Zwei andere Patienten werden per Helikopter geborgen, bewusstlos und beinahe ertrunken. Von ihnen wissen wir nicht einmal die Namen.

Einen Tag nach der extrem schwierigen Rettung, bereits auf dem Weg nach Italien, geht die Tragödie weiter. Mohammed kann nicht mehr. Sein von einer chronischen Krankheit geschwächter Körper hat bereits zu viel durchgemacht und gibt auf. Er erleidet in unserem Spital einen Herzstillstand. Wir kämpfen um sein Leben zusammen mit dem medizinischen Team der italienischen Küstenwache, aber es ist zu spät. Seine Frau Constanz trauert um ihn. Wenigstens können wir ihr ein Foto von Mohammed geben, welches ihr hoffentlich beim Verarbeiten helfen wird. Es ist unglaublich berührend, wie zärtlich sie das Foto die ganze Überfahrt lang anschaut und festhält.

Am nächsten Tag müssen wir weiteren Menschen, die bei uns an Bord sind, die Hoffnung nehmen, dass ihre vermissten Familienmitglieder oder Freunde sicher auf einem anderen Rettungsschiff sind. Sie sind und bleiben verschwunden, tot auf dem Meeresgrund.

Wo bleibt das Recht auf Sicherheit?

Wir haben eine syrische Familie an Bord. Zum Glück haben sie niemanden verloren. Aber wie kann es sein, dass sie auf einem Weg flüchten müssen, der lebensgefährlich ist? Sie kommen aus einem Land, in dem ein brutaler Krieg herrscht, wir alle wissen davon, und sie müssen ihr Leben nochmals riskieren, um in Sicherheit zu sein. Wo bleibt das Recht auf Sicherheit?
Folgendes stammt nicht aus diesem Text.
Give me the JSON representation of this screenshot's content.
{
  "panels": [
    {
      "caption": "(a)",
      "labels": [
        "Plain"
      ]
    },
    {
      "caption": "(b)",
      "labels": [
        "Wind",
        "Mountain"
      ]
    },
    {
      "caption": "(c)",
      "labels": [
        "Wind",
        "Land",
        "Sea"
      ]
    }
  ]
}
Auch Jacob, Habu, Frans, Juth, Mohammed und Constanz fliehen vor dem Elend. Sie riskieren nicht ihr Leben, weil sie es einfach ein bisschen besser haben wollen. Sondern sie fliehen davor, nicht zu wissen, wie sie ihre Familie ernähren sollen, sie fliehen vor Zwangsheirat, Vergewaltigung, Zwangsrekrutierung, Folterung, Diskriminierung, Verletzung der Menschenrechte.

Die Tragödie im Mittelmeer ist nichts Neues - und noch immer ist keine politische Lösung in Sicht. Wir sind unseren Mitmenschen einen sicheren und legalen Fluchtweg schuldig. Sie haben sich ihre Lage nicht ausgesucht. Wir würden an ihrer Stelle genauso handeln. Ich selbst war nur Zuschauerin der Tragödie, unsere Passagiere aber sind mittendrin. Anhand meiner Gefühle kann ich nur im Kleinsten erahnen, wie es ihnen geht.

Die Ankunft in Sizilien verläuft diesmal ohne die Melodie der Hoffnung. Unsere Passagiere sind noch zu mitgenommen, um zu singen und zu klatschen. Ich hoffe, ich kann bald ich wieder darüber berichten, wie schön es sich anhört, wenn die Melodie der Hoffnung über die Meeresoberfläche hallt. Für Habu, Juth, Mohammed und die anderen mehr als 4200 Menschen, die ihr Leben im Mittelmeer verloren haben.

Im Jahr 2016 haben insgesamt 327.800 Menschen auf der Flucht nach Europa das Mittelmeer überquert. "Ärzte ohne Grenzen" konnte seit April 18.000 Flüchtlinge retten. Allein heuer sind allerdings bereits mehr als 4200 Menschen im Mittelmeer ertrunken.